Mike was fed with liquid food and water that the Olsens dropped directly into his oesophagus. Another vital bodily function they helped with was clearing mucus from his throat. They fed him with a dropper, and cleared his throat with a syringe.

The night Mike died, they were woken in their motel room by the sound of the bird choking. When they looked for the syringe they realised they had left it at the sideshow, and before they could find an alternative, Mike suffocated.

"For years he would claim he had sold [the chicken] to a guy in the sideshow circuit," Waters says, before pausing. "It wasn't until, well, a few years before he died that he finally admitted to me one night that it died on him. I think he didn't ever want to admit he screwed up and let the proverbial goose that lays golden eggs die on him."

Olsen would never tell what he did with the dead bird. "I'm willing to bet he got flipped out in the desert somewhere between here and Phoenix, on the side of the road, probably eaten by coyotes," Waters says.

But by any measure Mike, bred as a fryer chicken, had a good innings. How had he been able to survive for so long?

The thing that surprises Dr Tom Smulders, a chicken expert at the Centre for Behaviour and Evolution at Newcastle University, is that he did not bleed to death. The fact that he was able to continue functioning without a head he finds easier to explain. 


For a human to lose his or her head would involve an almost total loss of the brain. For a chicken, it's rather different.

"You'd be amazed how little brain there is in the front of the head of a chicken," says Smulders.

It is mostly concentrated at the back of the skull, behind the eyes, he explains.

Reports indicate that Mike's beak, face, eyes and an ear were removed with the hatchet blow. But Smulders estimates that up to 80% of his brain by mass - and almost everything that controls the chicken's body, including heart rate, breathing, hunger and digestion - remained untouched.

It was suggested at the time that Mike survived the blow because part or all of the brain stem remained attached to his body. Since then science has evolved, and what was then called the brain stem has been found to be part of the brain proper.

"Most of the bird brain as we know it now would actually be considered the brain stem back then," Smulders says.

"The names that had been given to parts of the bird brain in the late 1800s were all indicating equivalences with the mammalian brain that were in fact wrong."

Why those who tried to create a Mike of their own did not succeed is hard to explain. It seems the cut, in Mike's case, came in just the right place, and a timely blood clot luckily prevented him bleeding to death.

Troy Waters suspects that his great-grandfather tried to replicate his success with the hatchet a few times.

Certainly, others did. A neighbour who lived up the road would buy up any chickens for sale at an auction in nearby Grand Junction, Colorado, and stop by the family farm with a six-pack of beer for Olsen, to persuade him to explain exactly how he did it.

"I remember [him] telling me, laughing, that he got free beer every other weekend because the neighbour was sure he got filthy rich off this chicken," Waters says.

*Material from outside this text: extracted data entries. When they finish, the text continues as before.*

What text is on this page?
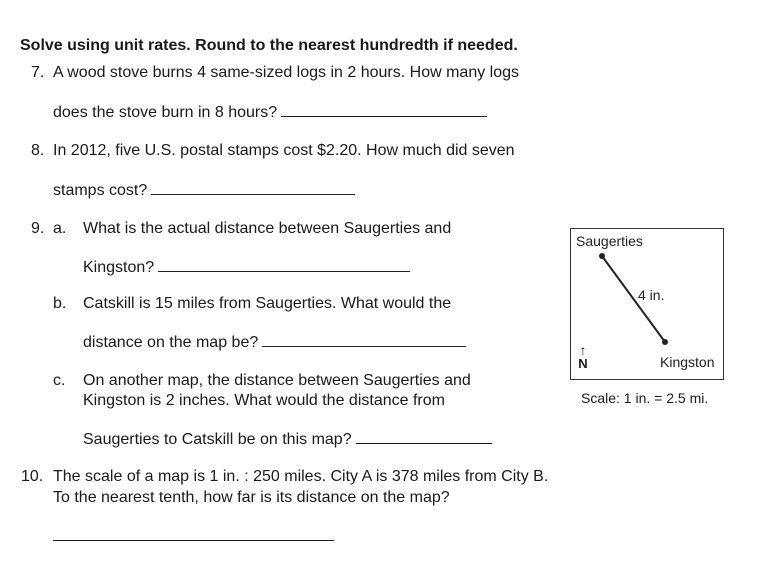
Solve using unit rates. Round to the nearest hundredth if needed.
7. A wood stove burns 4 same-sized logs in 2 hours. How many logs
does the stove burn in 8 hours?
8. In 2012, five U.S. postal stamps cost $2.20. How much did seven
stamps cost?
9. a. What is the actual distance between Saugerties and
Kingston?
b. Catskill is 15 miles from Saugerties. What would the
distance on the map be?
c. On another map, the distance between Saugerties and
Kingston is 2 inches. What would the distance from
Saugerties to Catskill be on this map?
10. The scale of a map is 1 in. : 250 miles. City A is 378 miles from City B.
To the nearest tenth, how far is its distance on the map?
Saugerties
4 in.
Kingston
↑
N
Scale: 1 in. = 2.5 mi.
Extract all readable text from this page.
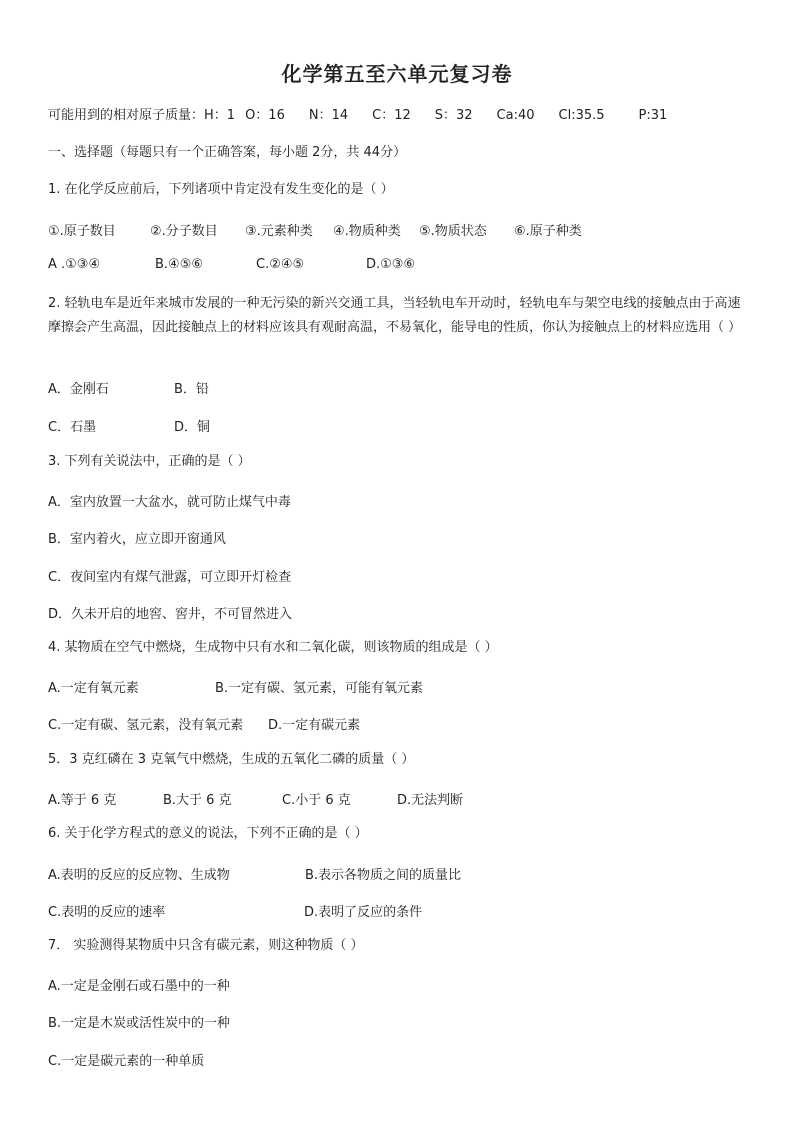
化学第五至六单元复习卷
可能用到的相对原子质量：H：1 O：16 N：14 C：12 S：32 Ca:40 Cl:35.5	P:31
一、选择题（每题只有一个正确答案，每小题 2分，共 44分）
1. 在化学反应前后，下列诸项中肯定没有发生变化的是（ ）
①.原子数目	②.分子数目 ③.元素种类 ④.物质种类 ⑤.物质状态 ⑥.原子种类
A .①③④	B.④⑤⑥	C.②④⑤	D.①③⑥
2. 轻轨电车是近年来城市发展的一种无污染的新兴交通工具，当轻轨电车开动时，轻轨电车与架空电线的接触点由于高速摩擦会产生高温，因此接触点上的材料应该具有观耐高温，不易氧化，能导电的性质，你认为接触点上的材料应选用（ ）
A．金刚石	B．铅
C．石墨	D．铜
3. 下列有关说法中，正确的是（ ）
A．室内放置一大盆水，就可防止煤气中毒
B．室内着火，应立即开窗通风
C．夜间室内有煤气泄露，可立即开灯检查
D．久未开启的地窖、窖井，不可冒然进入
4. 某物质在空气中燃烧，生成物中只有水和二氧化碳，则该物质的组成是（ ）
A.一定有氧元素	B.一定有碳、氢元素，可能有氧元素
C.一定有碳、氢元素，没有氧元素 D.一定有碳元素
5．3 克红磷在 3 克氧气中燃烧，生成的五氧化二磷的质量（ ）
A.等于 6 克	B.大于 6 克	C.小于 6 克	D.无法判断
6. 关于化学方程式的意义的说法，下列不正确的是（ ）
A.表明的反应的反应物、生成物	B.表示各物质之间的质量比
C.表明的反应的速率	D.表明了反应的条件
7． 实验测得某物质中只含有碳元素，则这种物质（ ）
A.一定是金刚石或石墨中的一种
B.一定是木炭或活性炭中的一种
C.一定是碳元素的一种单质
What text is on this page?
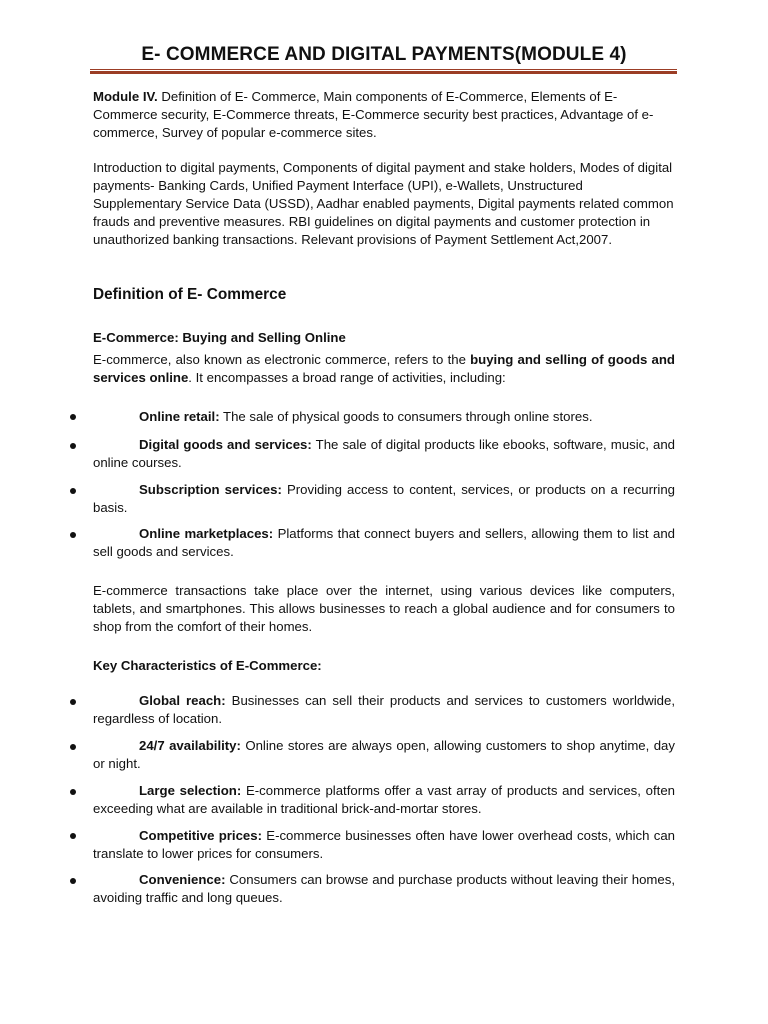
E- COMMERCE AND DIGITAL PAYMENTS(MODULE 4)
Module IV. Definition of E- Commerce, Main components of E-Commerce, Elements of E-Commerce security, E-Commerce threats, E-Commerce security best practices, Advantage of e-commerce, Survey of popular e-commerce sites.
Introduction to digital payments, Components of digital payment and stake holders, Modes of digital payments- Banking Cards, Unified Payment Interface (UPI), e-Wallets, Unstructured Supplementary Service Data (USSD), Aadhar enabled payments, Digital payments related common frauds and preventive measures. RBI guidelines on digital payments and customer protection in unauthorized banking transactions. Relevant provisions of Payment Settlement Act,2007.
Definition of E- Commerce
E-Commerce: Buying and Selling Online
E-commerce, also known as electronic commerce, refers to the buying and selling of goods and services online. It encompasses a broad range of activities, including:
Online retail: The sale of physical goods to consumers through online stores.
Digital goods and services: The sale of digital products like ebooks, software, music, and online courses.
Subscription services: Providing access to content, services, or products on a recurring basis.
Online marketplaces: Platforms that connect buyers and sellers, allowing them to list and sell goods and services.
E-commerce transactions take place over the internet, using various devices like computers, tablets, and smartphones. This allows businesses to reach a global audience and for consumers to shop from the comfort of their homes.
Key Characteristics of E-Commerce:
Global reach: Businesses can sell their products and services to customers worldwide, regardless of location.
24/7 availability: Online stores are always open, allowing customers to shop anytime, day or night.
Large selection: E-commerce platforms offer a vast array of products and services, often exceeding what are available in traditional brick-and-mortar stores.
Competitive prices: E-commerce businesses often have lower overhead costs, which can translate to lower prices for consumers.
Convenience: Consumers can browse and purchase products without leaving their homes, avoiding traffic and long queues.
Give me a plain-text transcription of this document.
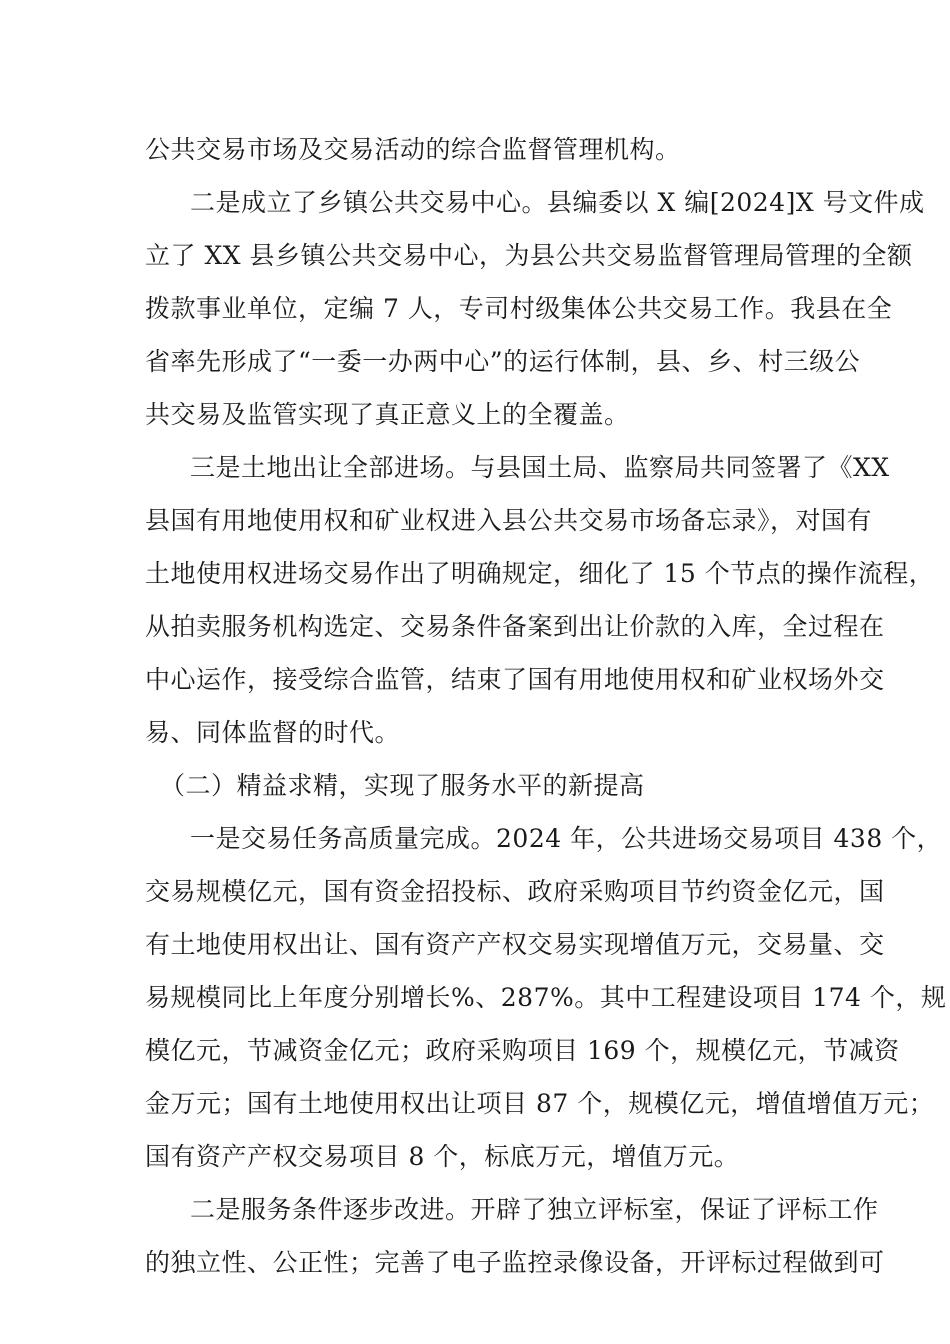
公共交易市场及交易活动的综合监督管理机构。

二是成立了乡镇公共交易中心。县编委以 X 编[2024]X 号文件成

立了 XX 县乡镇公共交易中心，为县公共交易监督管理局管理的全额

拨款事业单位，定编 7 人，专司村级集体公共交易工作。我县在全

省率先形成了“一委一办两中心”的运行体制，县、乡、村三级公

共交易及监管实现了真正意义上的全覆盖。

三是土地出让全部进场。与县国土局、监察局共同签署了《XX

县国有用地使用权和矿业权进入县公共交易市场备忘录》，对国有

土地使用权进场交易作出了明确规定，细化了 15 个节点的操作流程，

从拍卖服务机构选定、交易条件备案到出让价款的入库，全过程在

中心运作，接受综合监管，结束了国有用地使用权和矿业权场外交

易、同体监督的时代。

（二）精益求精，实现了服务水平的新提高

一是交易任务高质量完成。2024 年，公共进场交易项目 438 个，

交易规模亿元，国有资金招投标、政府采购项目节约资金亿元，国

有土地使用权出让、国有资产产权交易实现增值万元，交易量、交

易规模同比上年度分别增长%、287%。其中工程建设项目 174 个，规

模亿元，节减资金亿元；政府采购项目 169 个，规模亿元，节减资

金万元；国有土地使用权出让项目 87 个，规模亿元，增值增值万元；

国有资产产权交易项目 8 个，标底万元，增值万元。

二是服务条件逐步改进。开辟了独立评标室，保证了评标工作

的独立性、公正性；完善了电子监控录像设备，开评标过程做到可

"Filthy rich" was an opinion many held in Fruita of the Olsen family. But according to Waters, that was an exaggeration.

"He did make a little money off it," Waters says. He bought a hay baler and two tractors, replacing his horse and mule. And also - a bit of a luxury - a 1946 Chevrolet pickup truck.

Waters once asked Lloyd Olsen if he had fun. "He said, 'Oh yeah, I had a chance to travel around and see parts of the country I probably otherwise wouldn't have seen. I was able to modernise and have farm equipment.' But it was something he put in his past.

"He still farmed the rest of his life, scratched a living out of the dirt."